There are certain buildings in Brockton that I have come to know and hate as the worst places to live. These buildings are old and incredibly run down. They usually smell bad, some are visibly falling apart, and are just generally depressing. Rooming houses- as they are called- are basically really awful dorms for adults. You pay for one room which has a twin bed and sometimes a kitchenette. While to younger people, a shared bathroom might sound like a fun way to meet new people, I can assure you this is not the case for these people. One of the worst parts about it all is that the residents are often older people with bad health; but because of their financial situation that is all they can afford.

So as I said, I have come to know and hate these places. They hurt my heart and make me worry about the people that live there. The single redeeming quality I have found in these buildings is the community created within them. While there are people that don’t get along, generally I see people looking out for each other. Opening doors so we can drop off food, making calls to help lines or going to doctors visits together. Unfortunately that is not what I saw at my first food delivery on Tuesday.

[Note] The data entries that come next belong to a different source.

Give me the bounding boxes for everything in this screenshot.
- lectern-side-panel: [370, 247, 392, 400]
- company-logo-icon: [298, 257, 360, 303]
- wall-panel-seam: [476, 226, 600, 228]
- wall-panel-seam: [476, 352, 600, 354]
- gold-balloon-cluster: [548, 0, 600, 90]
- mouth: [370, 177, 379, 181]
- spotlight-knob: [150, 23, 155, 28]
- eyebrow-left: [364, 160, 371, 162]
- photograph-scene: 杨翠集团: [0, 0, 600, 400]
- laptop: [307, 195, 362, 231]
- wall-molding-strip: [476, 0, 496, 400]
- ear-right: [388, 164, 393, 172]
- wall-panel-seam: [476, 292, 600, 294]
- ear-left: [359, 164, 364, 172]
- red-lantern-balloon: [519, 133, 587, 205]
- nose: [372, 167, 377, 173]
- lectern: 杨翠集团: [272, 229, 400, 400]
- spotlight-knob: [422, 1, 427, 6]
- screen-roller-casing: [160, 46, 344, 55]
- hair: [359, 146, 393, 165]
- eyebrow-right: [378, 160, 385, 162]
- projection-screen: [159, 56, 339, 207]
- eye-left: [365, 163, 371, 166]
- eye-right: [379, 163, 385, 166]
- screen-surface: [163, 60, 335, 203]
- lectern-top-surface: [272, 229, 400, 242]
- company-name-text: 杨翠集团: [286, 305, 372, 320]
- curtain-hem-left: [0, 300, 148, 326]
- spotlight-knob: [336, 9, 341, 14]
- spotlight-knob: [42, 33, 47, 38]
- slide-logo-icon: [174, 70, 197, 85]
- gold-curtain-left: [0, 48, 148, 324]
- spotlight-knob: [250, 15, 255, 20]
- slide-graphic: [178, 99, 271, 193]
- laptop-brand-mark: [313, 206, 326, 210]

This was my first time to this specific building, although we had served this client before at different locations; we’ll call the client Matt. Matt is very sweet and while he may have some mental health or addiction issues; it is not my job to decide if he needs help. If he calls, then we come. It’s that simple. So Tuesday I find myself standing at the front desk of his building waiting for Matt to come down to let us in and I met the most unpleasant woman working the front desk; well call her Sarah. Sarah blatantly insulted Matt in front of the crew of people delivering food to him. She was speaking to another person in the lobby, maybe an employee or maybe a tenant. She talked about how Matt doesn’t pay his bills and how he gets help from the local pantries often. I don’t know if Sarah was a tenant working through a work placement program or a professional in social services. I don’t know if Sarah and Matt have a history.

Whatever her position or their relationship, it was really disappointing to hear how people regard people that need help. The stigma that goes with asking for help has got to be the worst part about poverty. There is this idea that being poor is your fault. That if you worked harder it wouldn’t have happened to you. That you’re just lazy and want free handouts. Sure, that may be the case for some people. I won’t assume that everyone is as altruistic as we may hope, but I know that is not the majority.  I personally make about 30 food deliveries a week and each person I meet is grateful. That don’t know where else they would have gotten food. People show me the inside of their refrigerators with nothing but baking soda and butter in it.  Being poor is not anyone’s fault and it doesn’t make you a bad person.

I am a big fan of Humans of New York and I would invite you to read this man’s story. This really speaks to the challenges of poverty. It’s so much more than not being able to buy whatever you want.

So be nice to people. Don’t make assumptions. Even if they drive a nice car. Even if they have nice clothes. Even if they have drug or alcohol addictions. Just be nice.